O confronto entre a perfídia de "Dom Casmurro" e a inocência de Helena Morley


especial para a Folha

Schwarz aprofunda a análise do narrador de "Dom Casmurro", em que a qualidade alta da prosa, como diz, abafa ou disfarça o caráter pouco estimável e até monstruoso de Bentinho. A seguir, confronta o romance de Machado e as anotações de Helena Morley.
Folha - Fale um pouco sobre "Dom Casmurro".
Schwarz -
A invenção mais complexa e desconcertante de Machado é o narrador de seus romances, que, na minha opinião, se deve entender como uma personagem entre as demais, com interesses particulares, além de pouco estimáveis, no pólo oposto da compreensão imparcial e confiável que costumamos buscar em literatura.
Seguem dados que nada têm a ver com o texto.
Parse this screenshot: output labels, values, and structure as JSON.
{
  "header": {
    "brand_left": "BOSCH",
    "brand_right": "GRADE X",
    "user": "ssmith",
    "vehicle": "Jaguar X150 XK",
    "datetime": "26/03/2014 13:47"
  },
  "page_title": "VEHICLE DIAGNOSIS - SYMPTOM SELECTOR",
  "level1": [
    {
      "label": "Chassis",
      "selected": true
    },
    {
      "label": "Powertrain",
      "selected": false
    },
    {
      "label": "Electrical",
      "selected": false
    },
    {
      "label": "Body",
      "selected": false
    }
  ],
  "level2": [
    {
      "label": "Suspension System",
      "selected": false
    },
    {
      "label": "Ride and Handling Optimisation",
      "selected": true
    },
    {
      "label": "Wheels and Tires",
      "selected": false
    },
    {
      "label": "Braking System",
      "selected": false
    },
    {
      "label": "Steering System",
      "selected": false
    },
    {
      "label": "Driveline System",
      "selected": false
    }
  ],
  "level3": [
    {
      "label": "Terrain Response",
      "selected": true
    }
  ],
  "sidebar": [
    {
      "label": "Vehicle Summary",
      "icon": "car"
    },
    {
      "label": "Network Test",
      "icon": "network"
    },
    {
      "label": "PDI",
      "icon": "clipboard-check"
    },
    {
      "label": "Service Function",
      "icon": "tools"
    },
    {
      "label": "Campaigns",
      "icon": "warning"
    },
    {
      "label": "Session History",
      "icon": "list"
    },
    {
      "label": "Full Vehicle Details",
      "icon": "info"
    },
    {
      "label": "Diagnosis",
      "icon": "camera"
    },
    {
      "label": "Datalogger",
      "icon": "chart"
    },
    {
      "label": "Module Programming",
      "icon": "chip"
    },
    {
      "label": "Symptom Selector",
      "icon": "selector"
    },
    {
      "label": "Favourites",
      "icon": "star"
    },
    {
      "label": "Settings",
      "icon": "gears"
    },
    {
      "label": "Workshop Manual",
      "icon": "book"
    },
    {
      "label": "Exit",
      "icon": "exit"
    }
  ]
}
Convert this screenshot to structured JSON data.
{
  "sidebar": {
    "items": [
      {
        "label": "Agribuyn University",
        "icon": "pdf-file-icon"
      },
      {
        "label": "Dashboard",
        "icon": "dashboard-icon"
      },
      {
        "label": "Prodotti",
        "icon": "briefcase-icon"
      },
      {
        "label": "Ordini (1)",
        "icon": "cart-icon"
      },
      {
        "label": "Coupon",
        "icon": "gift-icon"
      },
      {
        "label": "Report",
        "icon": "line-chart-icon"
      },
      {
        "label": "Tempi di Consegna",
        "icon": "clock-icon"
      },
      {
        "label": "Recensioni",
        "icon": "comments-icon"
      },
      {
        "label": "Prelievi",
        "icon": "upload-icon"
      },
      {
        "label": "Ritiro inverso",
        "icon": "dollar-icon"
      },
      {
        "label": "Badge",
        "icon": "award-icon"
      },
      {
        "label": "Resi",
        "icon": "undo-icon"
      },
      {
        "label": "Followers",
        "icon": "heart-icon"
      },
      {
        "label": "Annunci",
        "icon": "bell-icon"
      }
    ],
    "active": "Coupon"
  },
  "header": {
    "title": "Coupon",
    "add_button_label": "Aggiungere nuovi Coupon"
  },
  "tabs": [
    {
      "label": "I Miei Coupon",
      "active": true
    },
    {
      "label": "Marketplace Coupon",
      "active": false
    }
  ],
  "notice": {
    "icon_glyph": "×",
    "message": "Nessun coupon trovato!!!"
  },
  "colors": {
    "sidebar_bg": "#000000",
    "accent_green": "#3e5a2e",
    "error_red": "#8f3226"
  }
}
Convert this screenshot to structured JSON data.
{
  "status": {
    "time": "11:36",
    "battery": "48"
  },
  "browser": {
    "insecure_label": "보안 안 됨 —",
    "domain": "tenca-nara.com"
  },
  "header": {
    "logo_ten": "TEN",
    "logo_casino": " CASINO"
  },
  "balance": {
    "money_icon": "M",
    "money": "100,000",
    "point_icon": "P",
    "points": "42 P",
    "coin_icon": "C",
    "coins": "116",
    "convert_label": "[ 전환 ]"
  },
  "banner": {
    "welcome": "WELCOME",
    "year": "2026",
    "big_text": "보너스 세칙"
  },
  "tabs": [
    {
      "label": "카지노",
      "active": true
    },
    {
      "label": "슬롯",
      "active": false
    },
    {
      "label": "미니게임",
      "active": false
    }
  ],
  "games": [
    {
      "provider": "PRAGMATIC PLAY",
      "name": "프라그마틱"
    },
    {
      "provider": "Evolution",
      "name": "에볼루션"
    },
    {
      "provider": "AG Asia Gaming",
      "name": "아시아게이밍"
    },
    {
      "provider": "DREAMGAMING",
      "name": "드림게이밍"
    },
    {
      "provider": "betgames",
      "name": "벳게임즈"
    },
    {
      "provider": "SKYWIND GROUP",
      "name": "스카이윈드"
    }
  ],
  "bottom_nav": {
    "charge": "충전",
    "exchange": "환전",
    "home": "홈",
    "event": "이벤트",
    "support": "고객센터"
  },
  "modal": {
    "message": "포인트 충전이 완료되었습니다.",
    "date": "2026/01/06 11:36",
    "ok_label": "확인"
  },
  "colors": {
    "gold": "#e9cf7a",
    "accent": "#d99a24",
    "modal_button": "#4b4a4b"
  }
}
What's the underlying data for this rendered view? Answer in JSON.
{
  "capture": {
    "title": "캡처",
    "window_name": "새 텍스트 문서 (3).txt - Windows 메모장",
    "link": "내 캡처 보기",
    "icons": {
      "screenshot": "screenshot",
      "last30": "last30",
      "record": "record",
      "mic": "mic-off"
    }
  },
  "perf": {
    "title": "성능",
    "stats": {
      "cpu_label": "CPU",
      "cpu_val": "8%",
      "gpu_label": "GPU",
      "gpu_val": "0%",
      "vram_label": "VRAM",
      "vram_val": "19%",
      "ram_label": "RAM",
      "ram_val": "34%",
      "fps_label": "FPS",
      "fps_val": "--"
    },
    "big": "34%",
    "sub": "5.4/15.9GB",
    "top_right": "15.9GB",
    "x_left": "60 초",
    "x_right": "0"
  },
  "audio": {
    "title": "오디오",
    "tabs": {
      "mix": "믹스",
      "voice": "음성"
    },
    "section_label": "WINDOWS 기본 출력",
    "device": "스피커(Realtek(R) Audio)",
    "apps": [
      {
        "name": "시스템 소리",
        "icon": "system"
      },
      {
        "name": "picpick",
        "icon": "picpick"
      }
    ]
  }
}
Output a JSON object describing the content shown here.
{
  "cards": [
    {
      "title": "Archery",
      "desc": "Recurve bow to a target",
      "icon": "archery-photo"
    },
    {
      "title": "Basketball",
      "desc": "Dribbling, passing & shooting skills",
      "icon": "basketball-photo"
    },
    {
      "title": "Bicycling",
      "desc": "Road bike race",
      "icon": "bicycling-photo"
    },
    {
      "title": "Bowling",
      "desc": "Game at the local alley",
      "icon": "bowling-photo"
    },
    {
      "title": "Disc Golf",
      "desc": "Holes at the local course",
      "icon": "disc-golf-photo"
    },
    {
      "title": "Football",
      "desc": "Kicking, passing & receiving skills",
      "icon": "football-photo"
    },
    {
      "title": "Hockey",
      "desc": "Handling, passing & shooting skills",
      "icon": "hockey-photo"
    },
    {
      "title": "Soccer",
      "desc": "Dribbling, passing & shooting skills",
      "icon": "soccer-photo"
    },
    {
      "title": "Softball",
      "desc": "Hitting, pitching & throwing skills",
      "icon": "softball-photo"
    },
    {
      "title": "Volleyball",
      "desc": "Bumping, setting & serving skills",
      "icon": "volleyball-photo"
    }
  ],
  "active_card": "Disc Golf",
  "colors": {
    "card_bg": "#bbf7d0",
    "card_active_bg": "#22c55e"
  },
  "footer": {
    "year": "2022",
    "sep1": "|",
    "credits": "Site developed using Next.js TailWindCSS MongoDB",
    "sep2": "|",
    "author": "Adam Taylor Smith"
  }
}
Folha - O sr. tem certeza? Na escola, os professores de moral e cívica diziam que "Dom Casmurro" era o refinamento sentimental supremo e que todos os brasileiros deveriam se mirar nele.
Schwarz -
A tese do narrador pouco estimável é inesperada porque a qualidade muito alta da prosa, parecendo estranha ao mundo acanhado das outras figuras, serve de disfarce, de garantia moral. Tem cabimento desconfiar do cavalheiro cético e requintado -a superioridade em pessoa- que está por detrás da escrita? Como duvidar da sua isenção e de seus juízos? À primeira vista, Brás Cubas, Dom Casmurro e o Conselheiro Aires são modelos culturais a imitar. A mesma coisa para o estilista perfeito que tem a palavra no "Quincas Borba". Entretanto, se entendermos que, além de protótipos de classe dominante, eles são objeto da denúncia deliberada, ferina e meticulosa, a ficção machadiana dá o salto para o genial.
A ousadia do procedimento é grande e, por isso mesmo, de assimilação difícil. O escritor cultiva as qualidades intelectuais mais ambicionadas pela elite, trata de as aperfeiçoar a um grau inédito na literatura brasileira, mas com o propósito de lhes expor o funcionamento de classe na sua crueldade completa. A viravolta transforma o manual de elegância para gente fina -que é como a ficção machadiana foi lida- numa prosa de extraordinário teor de crítica social. Aperfeiçoar, mas para derrubar de mais alto.
Folha - Explique mais um pouco o tamanho dessa queda.
Schwarz -
O exemplo acabado desta estratégia encontra-se em "Dom Casmurro", com a sua utilização sarcástica do ultraconformismo. Trata-se da recordação dos amores juvenis de Bentinho e Capitu, seguida pela crônica da felicidade conjugal dos dois e do adultério cometido pela mulher, que deu à luz um filho parecido com o melhor amigo do marido.
Nada mais indiscutível do que a pureza do primeiro amor de um menino e a maldade das filhas de Eva, que pecam por instinto e, por isso mesmo, são sedutoras e deixam desolados os moços bons. Estes chavões, entrelaçados a uma coleção de cenas caras ao convencionalismo saudosista, logo se tornaram a unanimidade nacional.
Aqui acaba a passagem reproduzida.